Tuesday, March 26, 2013

Just Do It

I worked with a client once who “really wanted” to start trying agile practices; however, the manager kept delaying training until the licenses and software for the TFS scrum templates add-on had been acquired and installed.  Despite my protests, it was three months before we could start the pilot project – which only lasted two months!

Agile practices don’t expect you to start from a “perfect” position, or to follow a prescribed path. That’s kind of the point of the agile framework – it’s designed to work with multiple organizations, with a variety of cultures, experiences, issues, products … I hope you get the point. How can we pretend to identify the best starting point with all those variables? Unless we say that the best starting point is where you are now?

How many of us delay activities at home or work because the time is not yet perfect? We think we’ll need forty minutes to clean the junk drawer, and we only have twenty, so why start? We can’t create all the folders for our finances for 2013 yet, because we’re not sure if we’ll need one for the savings account we think we may close.

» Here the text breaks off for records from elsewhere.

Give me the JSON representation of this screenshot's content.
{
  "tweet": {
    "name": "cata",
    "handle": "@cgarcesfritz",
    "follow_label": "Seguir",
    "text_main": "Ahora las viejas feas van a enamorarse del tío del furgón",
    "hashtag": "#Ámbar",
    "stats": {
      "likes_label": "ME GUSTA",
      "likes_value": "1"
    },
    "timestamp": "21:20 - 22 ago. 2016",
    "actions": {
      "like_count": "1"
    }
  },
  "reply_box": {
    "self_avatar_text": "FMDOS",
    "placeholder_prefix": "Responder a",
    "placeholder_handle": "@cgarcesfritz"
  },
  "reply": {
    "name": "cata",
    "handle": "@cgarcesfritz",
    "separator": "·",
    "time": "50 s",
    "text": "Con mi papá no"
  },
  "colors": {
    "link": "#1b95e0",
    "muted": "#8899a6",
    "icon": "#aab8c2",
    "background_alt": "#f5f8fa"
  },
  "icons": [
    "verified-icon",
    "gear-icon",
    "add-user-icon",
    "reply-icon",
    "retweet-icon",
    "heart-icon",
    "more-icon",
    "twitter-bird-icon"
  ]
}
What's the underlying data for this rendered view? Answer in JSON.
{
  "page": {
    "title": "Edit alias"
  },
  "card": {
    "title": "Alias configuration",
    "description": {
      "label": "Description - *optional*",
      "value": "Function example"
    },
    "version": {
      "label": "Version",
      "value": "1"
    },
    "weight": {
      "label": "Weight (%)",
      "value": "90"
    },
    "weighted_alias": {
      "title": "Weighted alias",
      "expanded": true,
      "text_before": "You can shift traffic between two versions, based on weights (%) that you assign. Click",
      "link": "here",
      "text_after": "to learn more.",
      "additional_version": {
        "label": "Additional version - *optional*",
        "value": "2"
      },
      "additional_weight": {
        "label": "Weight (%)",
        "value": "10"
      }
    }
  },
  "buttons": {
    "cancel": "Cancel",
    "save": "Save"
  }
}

Here’s where Nike and agilists agree – JUST DO IT. It may not be perfect, but it won’t get done if you don’t start. You may need to make some revisions on a system because you forget the credit union account that only sends quarterly statements, but it’s okay to add that folder later – even without matching labels.

You know, there’s even a process in the agile framework to allow for this need to modify on the way – Agile Principle 12 calls for frequent reflection, with the ability to tune and adjust behavior to be more effective.

What are you waiting to start (or modify) until later? Will you really benefit by waiting? Or can you Just Do It?

Friday, March 1, 2013

Face time

As many of you are aware Yahoo!has a new policy, requiring staff to work in the office – no more telecommuting. Like many, I thought at first that this was a big step backward for the company. It didn’t make sense that a high-tech company wouldn’t allow its high-tech employees to utilize that technology to work remotely.

However, after reading the reasoning behind the policy shift, and reflecting on my own desire to be physically present at work when possible, I understood the logic. While telecommuters may be more productive and better able to balance work and home responsibilities, face-time fosters collaboration and innovation. If you want creativity and original ideas, you don’t want your staff working at home all the time. Despite all the modes of communication available, there’s something about face-to-face conversations, and chance meetings and discussions, which get the creative juices flowing. If Yahoo! wants to be a leader in innovation, this is a wise move.

Admittedly, not all development groups are able to work together physically all of the time. And not all development groups need to be fully focused on innovation and creativity. When at least 80% of our communication is provided through non-verbal channels (such as eye movement, posture, hand gestures, facial expressions), it’s easy to see why face-to-face communication is the preferred mode. The agile community feels this concept is important enough to include as a principle (“The most efficient and effective method of conveying information to and within a development team is face-to-face conversation.”).  Teams will make decisions faster when they work out the issue in one room. Information flows easier when you can spin around in your chair to ask a question, or when a teammate can answer a question she overhears.

It seems possible to have the best of both worlds. The employee, their team, and the manager should be able to work out an arrangement that allows for time at home and time at the office. I recall a job where we had core hours identified (10-3), when meetings were held and people were expected to be in the office – that gave lots of time for morning and afternoon child pick-ups, dentist appointments, home repairs, etc. Expectations for being present one or two days a week may be an option as well.

Now, I find it humorous that I’m writing this the week I move to a client engagement that is fully remote. Granted, the work to be done doesn’t require a lot of creativity. The other consultant on the project and I have agreed that we should get together on a regular basis, just to make sure we communicate. Of course we can communicate by phone, email, IM, Google Hangout, Skype, etc. But without real face-time what will I miss when Scott tells me about a change in the form layout? Face-time is definitely important.